Il classico disco che mi fa incazzare. La dimostrazione di come in Italia ci
siano artisti con capacità di gran lunga superiore alla media di alcuni
bei fighetti che hanno la fortuna di dire love e non amore.
Fuck e non sfottere. Marco Parente, e non poteva essere diversamente
guardando l'etichetta di provenienza, è uno di quegli artisti capaci
di far riflettere. Che riescono a colpire con dei testi interessanti, reali.
Non artificiosi o falsamente profondi. Il contorno è fatto di suoni,
di accordi, di rumori. Di una musica moderna, concepita per esprimere se stessa
attraverso un riff di chitarra così come attraverso il suono di un
violino. Costruita per farci scordare ciò che non le è funzionale.
L'esperienza maturata come batterista dei C.S.I. è evidente.
Nulla è lasciato al caso. Ogni singola nota fa parte di un contesto
ben preciso. Da cui deve scaturire un significato ben preciso. La title track
è elegante, struggente, delicata. Cuore
distillato l'esempio di come il rock abbia ancora strade da percorrere.
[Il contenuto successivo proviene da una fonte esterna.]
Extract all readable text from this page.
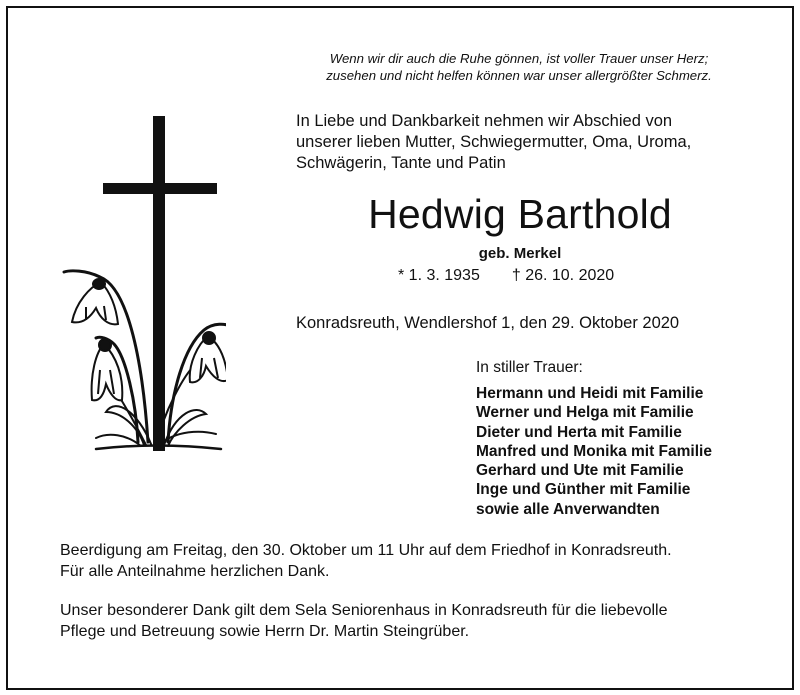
Wenn wir dir auch die Ruhe gönnen, ist voller Trauer unser Herz;
zusehen und nicht helfen können war unser allergrößter Schmerz.
In Liebe und Dankbarkeit nehmen wir Abschied von
unserer lieben Mutter, Schwiegermutter, Oma, Uroma,
Schwägerin, Tante und Patin
Hedwig Barthold
geb. Merkel
* 1. 3. 1935 † 26. 10. 2020
Konradsreuth, Wendlershof 1, den 29. Oktober 2020
In stiller Trauer:
Hermann und Heidi mit Familie
Werner und Helga mit Familie
Dieter und Herta mit Familie
Manfred und Monika mit Familie
Gerhard und Ute mit Familie
Inge und Günther mit Familie
sowie alle Anverwandten
Beerdigung am Freitag, den 30. Oktober um 11 Uhr auf dem Friedhof in Konradsreuth.
Für alle Anteilnahme herzlichen Dank.
Unser besonderer Dank gilt dem Sela Seniorenhaus in Konradsreuth für die liebevolle
Pflege und Betreuung sowie Herrn Dr. Martin Steingrüber.
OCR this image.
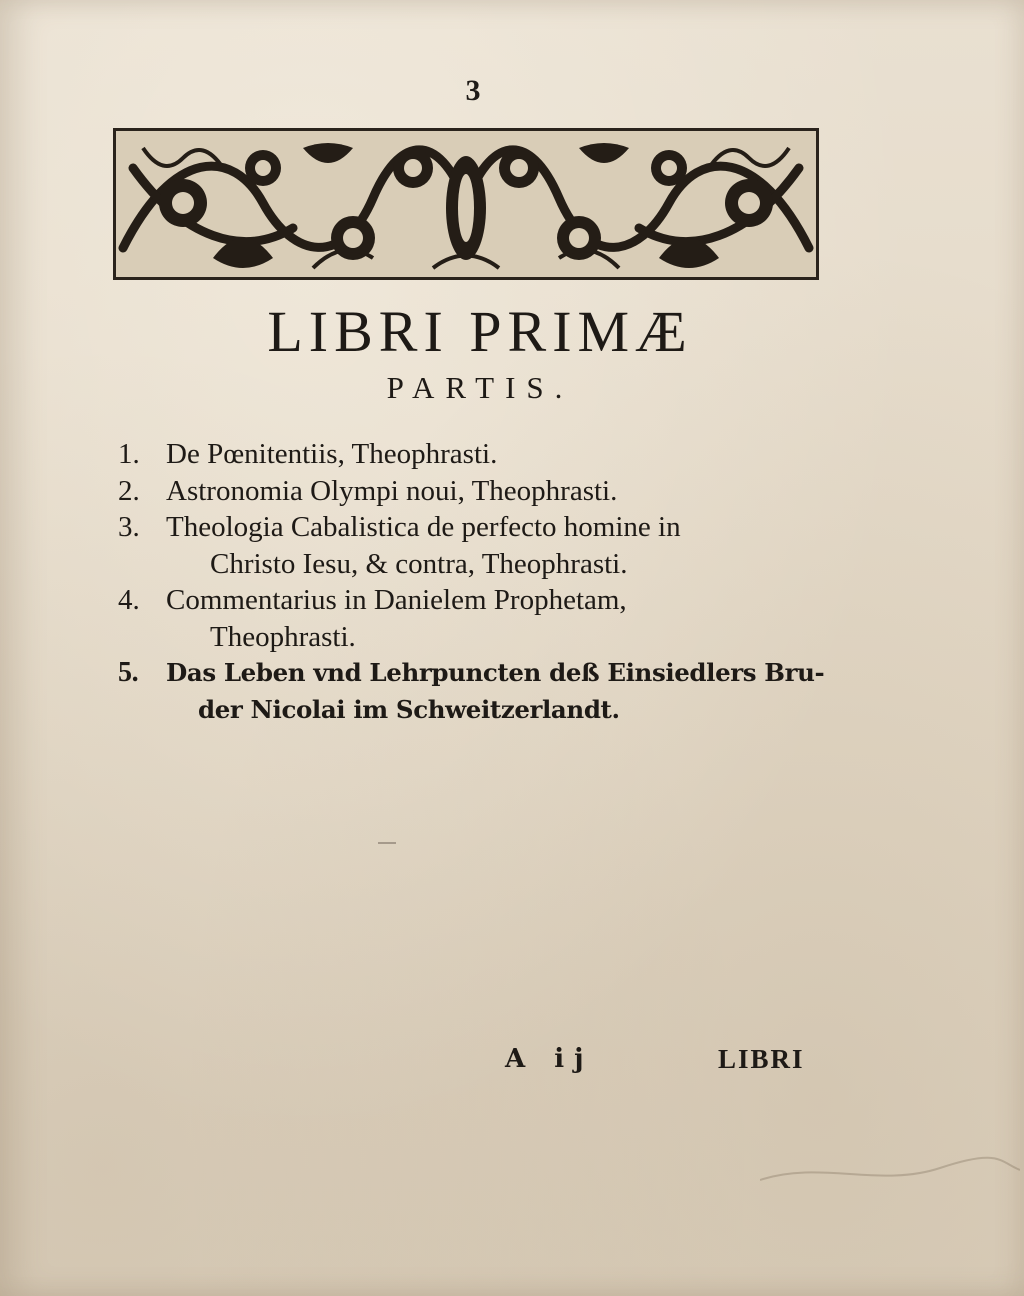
3
LIBRI PRIMÆ
PARTIS.
1. De Pœnitentiis, Theophrasti.
2. Astronomia Olympi noui, Theophrasti.
3. Theologia Cabalistica de perfecto homine in
Christo Iesu, & contra, Theophrasti.
4. Commentarius in Danielem Prophetam,
Theophrasti.
5.	Das Leben vnd Lehrpuncten deß Einsiedlers Bru-
der Nicolai im Schweitzerlandt.
A ij	LIBRI
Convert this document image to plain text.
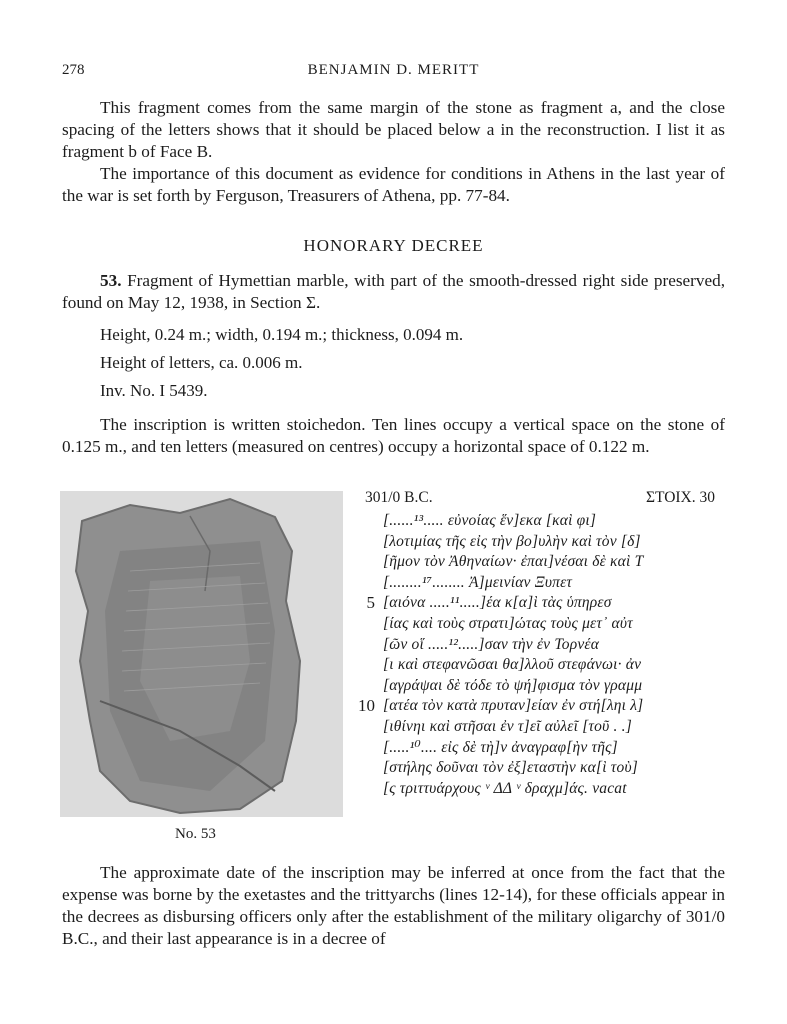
278	BENJAMIN D. MERITT

This fragment comes from the same margin of the stone as fragment a, and the close spacing of the letters shows that it should be placed below a in the reconstruction. I list it as fragment b of Face B.

The importance of this document as evidence for conditions in Athens in the last year of the war is set forth by Ferguson, Treasurers of Athena, pp. 77-84.

HONORARY DECREE

53. Fragment of Hymettian marble, with part of the smooth-dressed right side preserved, found on May 12, 1938, in Section Σ.

Height, 0.24 m.; width, 0.194 m.; thickness, 0.094 m.
Height of letters, ca. 0.006 m.
Inv. No. I 5439.

The inscription is written stoichedon. Ten lines occupy a vertical space on the stone of 0.125 m., and ten letters (measured on centres) occupy a horizontal space of 0.122 m.

No. 53
301/0 B.C.	ΣΤΟΙΧ. 30
[......¹³..... εὐνοίας ἕν]εκα [καὶ φι]
[λοτιμίας τῆς εἰς τὴν βο]υλὴν καὶ τὸν [δ]
[ῆμον τὸν Ἀθηναίων· ἐπαι]νέσαι δὲ καὶ Τ
[........¹⁷........ Ἀ]μεινίαν Ξυπετ
5 [αιόνα .....¹¹.....]έα κ[α]ὶ τὰς ὑπηρεσ
[ίας καὶ τοὺς στρατι]ώτας τοὺς μετ᾽ αὐτ
[ῶν οἵ .....¹².....]σαν τὴν ἐν Τορνέα
[ι καὶ στεφανῶσαι θα]λλοῦ στεφάνωι· ἀν
[αγράψαι δὲ τόδε τὸ ψή]φισμα τὸν γραμμ
10 [ατέα τὸν κατὰ πρυταν]είαν ἐν στή[ληι λ]
[ιθίνηι καὶ στῆσαι ἐν τ]εῖ αὐλεῖ [τοῦ . .]
[.....¹⁰.... εἰς δὲ τὴ]ν ἀναγραφ[ὴν τῆς]
[στήλης δοῦναι τὸν ἐξ]εταστὴν κα[ὶ τοὺ]
[ς τριττυάρχους ᵛ ΔΔ ᵛ δραχμ]άς. vacat

The approximate date of the inscription may be inferred at once from the fact that the expense was borne by the exetastes and the trittyarchs (lines 12-14), for these officials appear in the decrees as disbursing officers only after the establishment of the military oligarchy of 301/0 B.C., and their last appearance is in a decree of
Il fascino del perdente un piccolo gioiello.
Senza voltarsi un blues moderno cantato
con la bravissima Cristina Donà.
Grande merito e massimo rispetto quindi per il Marco Parente non più
batterista, ma cantante, chitarrista e arrangiatore.
Sicuramente una speranza per il futuro del rock italiano (non del rock in italiano).